A 16ª Conferência das Partes (COP) sobre a Diversidade Biológica, que terá início no próximo dia 21 de outubro, em Cali, na Colômbia, é um evento crucial para a discussão e implementação de estratégias globais voltadas à preservação da biodiversidade. As metas de biodiversidade entre os países são estabelecidas principalmente através de acordos internacionais, como o Convênio sobre Diversidade Biológica (CDB), que define objetivos globais para a conservação e o uso sustentável da biodiversidade. Durante conferências como a COP, os países negociam e concordam com metas específicas que delineiam ações prioritárias.

Uma vez acordadas, essas metas internacionais precisam ser incorporadas ao ordenamento jurídico nacional de cada país. Isso é feito por meio da elaboração de políticas públicas, leis e regulamentos que traduzem os compromissos internacionais em ações concretas a nível local. As instituições jurídicas nacionais desempenham um papel crucial, garantindo que essas metas sejam implementadas de forma eficaz, adaptando-as às realidades locais e monitorando o cumprimento das mesmas para assegurar que os objetivos globais de biodiversidade sejam alcançados.

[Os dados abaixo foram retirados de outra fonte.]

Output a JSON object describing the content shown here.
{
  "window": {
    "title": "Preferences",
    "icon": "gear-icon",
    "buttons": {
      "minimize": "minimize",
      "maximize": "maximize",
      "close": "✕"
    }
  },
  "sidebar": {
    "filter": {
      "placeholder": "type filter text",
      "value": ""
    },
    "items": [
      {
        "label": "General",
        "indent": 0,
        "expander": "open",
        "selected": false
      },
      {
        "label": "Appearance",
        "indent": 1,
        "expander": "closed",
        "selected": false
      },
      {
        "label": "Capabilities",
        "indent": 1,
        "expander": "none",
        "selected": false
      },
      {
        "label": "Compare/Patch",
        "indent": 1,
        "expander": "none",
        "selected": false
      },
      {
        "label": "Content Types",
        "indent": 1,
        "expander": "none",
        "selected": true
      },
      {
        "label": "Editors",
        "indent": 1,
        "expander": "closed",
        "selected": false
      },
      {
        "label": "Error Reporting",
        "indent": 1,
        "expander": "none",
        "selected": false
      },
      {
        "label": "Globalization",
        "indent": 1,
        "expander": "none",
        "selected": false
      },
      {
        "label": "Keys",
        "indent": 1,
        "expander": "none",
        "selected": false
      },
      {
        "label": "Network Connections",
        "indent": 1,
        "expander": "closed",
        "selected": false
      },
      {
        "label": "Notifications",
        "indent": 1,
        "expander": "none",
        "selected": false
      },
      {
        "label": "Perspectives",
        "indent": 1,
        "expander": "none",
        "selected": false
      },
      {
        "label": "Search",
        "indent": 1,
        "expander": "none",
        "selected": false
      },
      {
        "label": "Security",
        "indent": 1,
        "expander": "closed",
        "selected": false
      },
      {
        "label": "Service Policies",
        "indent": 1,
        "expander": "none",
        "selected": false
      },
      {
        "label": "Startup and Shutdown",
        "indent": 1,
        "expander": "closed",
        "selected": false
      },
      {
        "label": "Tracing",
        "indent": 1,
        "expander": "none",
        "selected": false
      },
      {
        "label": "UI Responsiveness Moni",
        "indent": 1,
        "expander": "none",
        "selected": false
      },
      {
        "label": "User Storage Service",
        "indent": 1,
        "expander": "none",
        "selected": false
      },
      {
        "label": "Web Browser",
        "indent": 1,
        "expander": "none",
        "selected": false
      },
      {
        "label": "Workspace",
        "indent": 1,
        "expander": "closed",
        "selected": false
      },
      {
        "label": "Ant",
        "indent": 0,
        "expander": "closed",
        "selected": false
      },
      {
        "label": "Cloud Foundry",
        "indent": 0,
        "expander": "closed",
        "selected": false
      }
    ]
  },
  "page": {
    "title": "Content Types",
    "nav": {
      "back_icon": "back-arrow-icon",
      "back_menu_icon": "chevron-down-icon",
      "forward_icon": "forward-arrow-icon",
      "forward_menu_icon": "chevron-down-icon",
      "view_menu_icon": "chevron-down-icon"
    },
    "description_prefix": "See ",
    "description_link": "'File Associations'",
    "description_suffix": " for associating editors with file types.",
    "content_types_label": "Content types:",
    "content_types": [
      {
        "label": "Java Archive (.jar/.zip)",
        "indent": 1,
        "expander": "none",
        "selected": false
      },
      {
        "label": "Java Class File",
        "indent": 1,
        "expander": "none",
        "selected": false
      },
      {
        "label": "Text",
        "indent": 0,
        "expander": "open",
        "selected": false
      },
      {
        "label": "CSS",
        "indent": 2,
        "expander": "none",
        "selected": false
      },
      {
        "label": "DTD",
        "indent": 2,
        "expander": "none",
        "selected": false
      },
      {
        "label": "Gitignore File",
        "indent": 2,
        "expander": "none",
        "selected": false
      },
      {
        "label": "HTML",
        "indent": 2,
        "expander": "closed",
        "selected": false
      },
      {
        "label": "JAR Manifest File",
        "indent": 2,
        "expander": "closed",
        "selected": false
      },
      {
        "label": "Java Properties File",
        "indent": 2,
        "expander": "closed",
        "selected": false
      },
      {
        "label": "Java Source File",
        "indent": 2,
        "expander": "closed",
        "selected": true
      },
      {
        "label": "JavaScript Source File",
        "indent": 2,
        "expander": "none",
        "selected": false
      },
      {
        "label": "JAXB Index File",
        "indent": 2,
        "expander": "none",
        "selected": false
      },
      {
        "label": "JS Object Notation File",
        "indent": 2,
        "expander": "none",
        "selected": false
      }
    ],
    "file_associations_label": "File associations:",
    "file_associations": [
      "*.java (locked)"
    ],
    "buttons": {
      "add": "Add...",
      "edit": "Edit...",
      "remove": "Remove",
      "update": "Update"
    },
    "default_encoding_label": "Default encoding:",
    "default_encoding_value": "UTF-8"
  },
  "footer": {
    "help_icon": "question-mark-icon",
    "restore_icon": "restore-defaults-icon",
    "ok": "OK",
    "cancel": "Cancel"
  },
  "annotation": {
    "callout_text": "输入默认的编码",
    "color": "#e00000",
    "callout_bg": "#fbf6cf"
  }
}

As metas atualmente em vigor são bastante extensas e desafiadoras para todos os países. Um resumo desses compromissos mostra por si só o esforço normativo e regulatório, bem como a dimensão das ações de controle e fiscalização, além do estabelecimento de ações e proposições de políticas públicas visando a implementação desse conjunto de objetivos, como se pode ver a seguir:

  • Meta 1: Integrar a biodiversidade em processos de ordenamento territorial para reduzir a perda em áreas de alta importância, respeitando os direitos dos povos indígenas.
  • Meta 2: Restaurar pelo menos 30% das áreas degradadas de ecossistemas para aumentar a biodiversidade e os serviços ecossistêmicos.
  • Meta 3: Conservar e gerir 30% das áreas terrestres e marinhas, reconhecendo territórios indígenas, garantindo que o uso sustentável seja compatível com a conservação.
  • Meta 4: Proteger espécies ameaçadas, reduzindo o risco de extinção e mantendo a diversidade genética.
  • Meta 5: Garantir que o uso de espécies silvestres seja sustentável e legal, minimizando a superexploração.
  • Meta 6: Reduzir os impactos de espécies exóticas invasoras em pelo menos 50% até 2030.
  • Meta 7: Reduzir a poluição a níveis não prejudiciais à biodiversidade, incluindo a redução de nutrientes e pesticidas.
  • Meta 8: Minimizar os impactos das mudanças climáticas na biodiversidade, aumentando sua resiliência.
  • Meta 9: Assegurar que o manejo de espécies silvestres traga benefícios sociais e econômicos, especialmente para os mais dependentes da biodiversidade.
  • Meta 10: Promover práticas sustentáveis em agricultura, aquicultura, pesca e silvicultura.
  • Meta 11: Restaurar e melhorar as contribuições da natureza para as pessoas, como regulação do clima e polinização.
  • Meta 12: Aumentar a área e qualidade de espaços verdes em áreas urbanas, integrando a biodiversidade no planejamento urbano.
  • Meta 13: Assegurar a repartição justa dos benefícios dos recursos genéticos, facilitando o acesso apropriado.
  • Meta 14: Integrar a biodiversidade em políticas e estratégias de desenvolvimento em todos os níveis de governo.
  • Meta 15: Incentivar empresas a monitorar e divulgar seus impactos na biodiversidade, promovendo padrões sustentáveis de produção.
  • Meta 16: Promover escolhas de consumo sustentáveis e reduzir o desperdício global de alimentos.
  • Meta 17: Implementar medidas de biossegurança e manejo da biotecnologia.
  • Meta 18: Eliminar ou reformar incentivos prejudiciais à biodiversidade, ampliando incentivos positivos.
  • Meta 19: Aumentar o financiamento para a biodiversidade, mobilizando recursos de todas as fontes.
  • Meta 20: Fortalecer a capacitação e transferência de tecnologia para a conservação da biodiversidade.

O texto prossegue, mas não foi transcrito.